USGS PWRC - Bird Phenology Program

Project name: Global Biodiversity Information Facility datasets

Dataset summary : The North American Bird Phenology Program, part of the USA-National Phenology Network, was a network of volunteer observers who recorded information on first arrival dates, maximum abundance, and departure dates of migratory birds across North America. Active between 1880 and 1970, the program was coordinated by the Federal government and sponsored by the American Ornithologists' Union. It exists now as a historic collection of six million migration card observations, illuminating almost a century of migration patterns and population status of birds. Today, in an innovative project to curate the data and make them publically available, the records are being scanned and placed on the internet, where volunteers worldwide transcribe these records and add them into a database for analysis. From the close of the program in 1970 Chan Robbins continued to make sure the records were kept safe.
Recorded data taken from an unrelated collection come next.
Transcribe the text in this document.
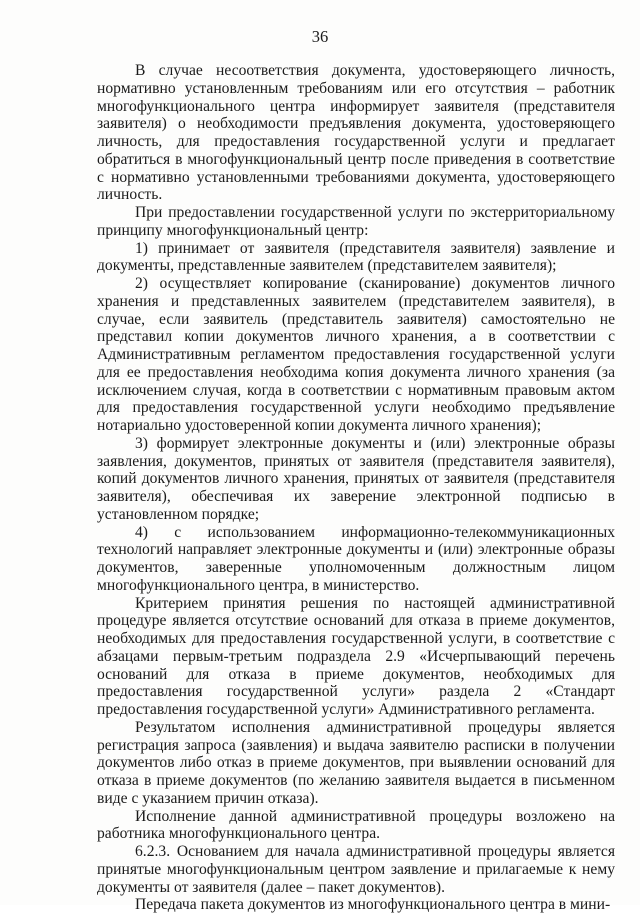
36

В случае несоответствия документа, удостоверяющего личность, нормативно установленным требованиям или его отсутствия – работник многофункционального центра информирует заявителя (представителя заявителя) о необходимости предъявления документа, удостоверяющего личность, для предоставления государственной услуги и предлагает обратиться в многофункциональный центр после приведения в соответствие с нормативно установленными требованиями документа, удостоверяющего личность.

При предоставлении государственной услуги по экстерриториальному принципу многофункциональный центр:

1) принимает от заявителя (представителя заявителя) заявление и документы, представленные заявителем (представителем заявителя);

2) осуществляет копирование (сканирование) документов личного хранения и представленных заявителем (представителем заявителя), в случае, если заявитель (представитель заявителя) самостоятельно не представил копии документов личного хранения, а в соответствии с Административным регламентом предоставления государственной услуги для ее предоставления необходима копия документа личного хранения (за исключением случая, когда в соответствии с нормативным правовым актом для предоставления государственной услуги необходимо предъявление нотариально удостоверенной копии документа личного хранения);

3) формирует электронные документы и (или) электронные образы заявления, документов, принятых от заявителя (представителя заявителя), копий документов личного хранения, принятых от заявителя (представителя заявителя), обеспечивая их заверение электронной подписью в установленном порядке;

4) с использованием информационно-телекоммуникационных технологий направляет электронные документы и (или) электронные образы документов, заверенные уполномоченным должностным лицом многофункционального центра, в министерство.

Критерием принятия решения по настоящей административной процедуре является отсутствие оснований для отказа в приеме документов, необходимых для предоставления государственной услуги, в соответствие с абзацами первым-третьим подраздела 2.9 «Исчерпывающий перечень оснований для отказа в приеме документов, необходимых для предоставления государственной услуги» раздела 2 «Стандарт предоставления государственной услуги» Административного регламента.

Результатом исполнения административной процедуры является регистрация запроса (заявления) и выдача заявителю расписки в получении документов либо отказ в приеме документов, при выявлении оснований для отказа в приеме документов (по желанию заявителя выдается в письменном виде с указанием причин отказа).

Исполнение данной административной процедуры возложено на работника многофункционального центра.

6.2.3. Основанием для начала административной процедуры является принятые многофункциональным центром заявление и прилагаемые к нему документы от заявителя (далее – пакет документов).

Передача пакета документов из многофункционального центра в мини-
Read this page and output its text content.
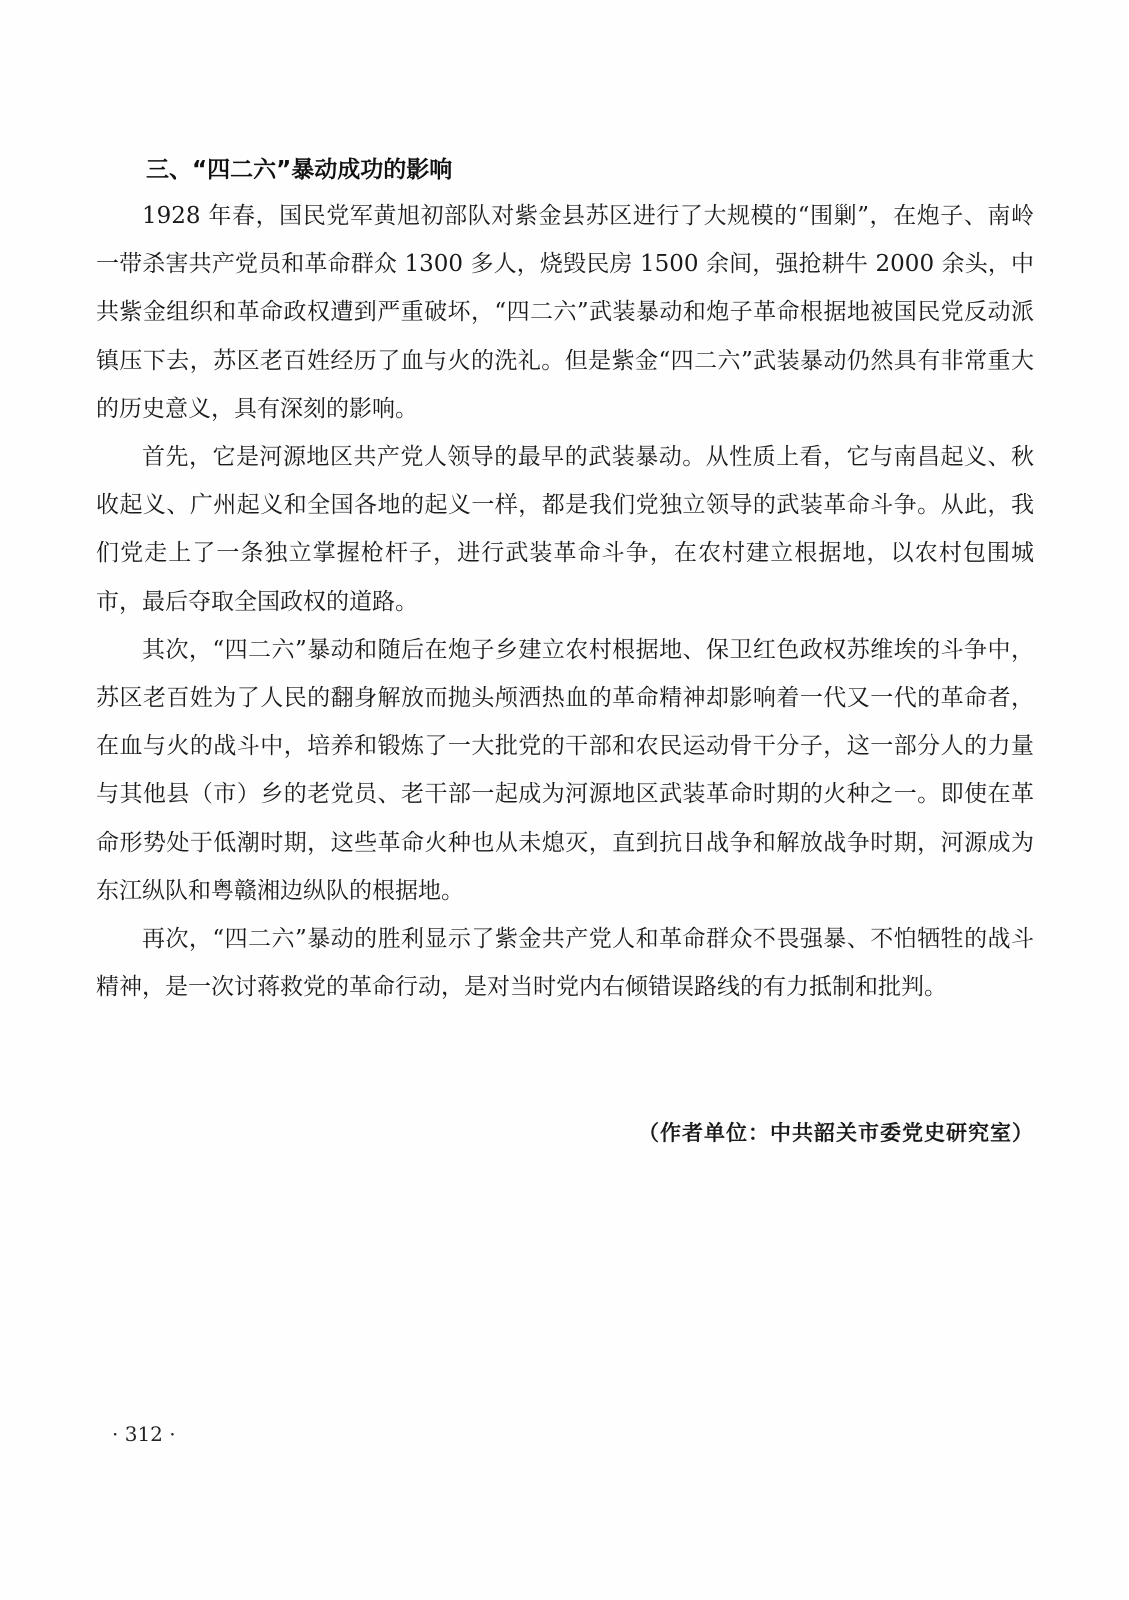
三、“四二六”暴动成功的影响

1928 年春，国民党军黄旭初部队对紫金县苏区进行了大规模的“围剿”，在炮子、南岭一带杀害共产党员和革命群众 1300 多人，烧毁民房 1500 余间，强抢耕牛 2000 余头，中共紫金组织和革命政权遭到严重破坏，“四二六”武装暴动和炮子革命根据地被国民党反动派镇压下去，苏区老百姓经历了血与火的洗礼。但是紫金“四二六”武装暴动仍然具有非常重大的历史意义，具有深刻的影响。

首先，它是河源地区共产党人领导的最早的武装暴动。从性质上看，它与南昌起义、秋收起义、广州起义和全国各地的起义一样，都是我们党独立领导的武装革命斗争。从此，我们党走上了一条独立掌握枪杆子，进行武装革命斗争，在农村建立根据地，以农村包围城市，最后夺取全国政权的道路。

其次，“四二六”暴动和随后在炮子乡建立农村根据地、保卫红色政权苏维埃的斗争中，苏区老百姓为了人民的翻身解放而抛头颅洒热血的革命精神却影响着一代又一代的革命者，在血与火的战斗中，培养和锻炼了一大批党的干部和农民运动骨干分子，这一部分人的力量与其他县（市）乡的老党员、老干部一起成为河源地区武装革命时期的火种之一。即使在革命形势处于低潮时期，这些革命火种也从未熄灭，直到抗日战争和解放战争时期，河源成为东江纵队和粤赣湘边纵队的根据地。

再次，“四二六”暴动的胜利显示了紫金共产党人和革命群众不畏强暴、不怕牺牲的战斗精神，是一次讨蒋救党的革命行动，是对当时党内右倾错误路线的有力抵制和批判。

（作者单位：中共韶关市委党史研究室）
· 312 ·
In 2008, Sam Droege and Jessica Zelt, with help from the National Phenology Network revived the migration program and dubbed it the North American Bird Phenology Program. The program that started as Wells Cooke’s research in the Mississippi Valley and grew through the help of the American Ornithologist Union to become the Division of Economic Ornithology would later become the US Fish and Wildlife Service. The records are now being digitized and with help from citizen scientists the information will be combined in an online database accessible to the public. What began as a quest to find out how and why birds migrate, turned into one of our Nations greatest and longest running programs.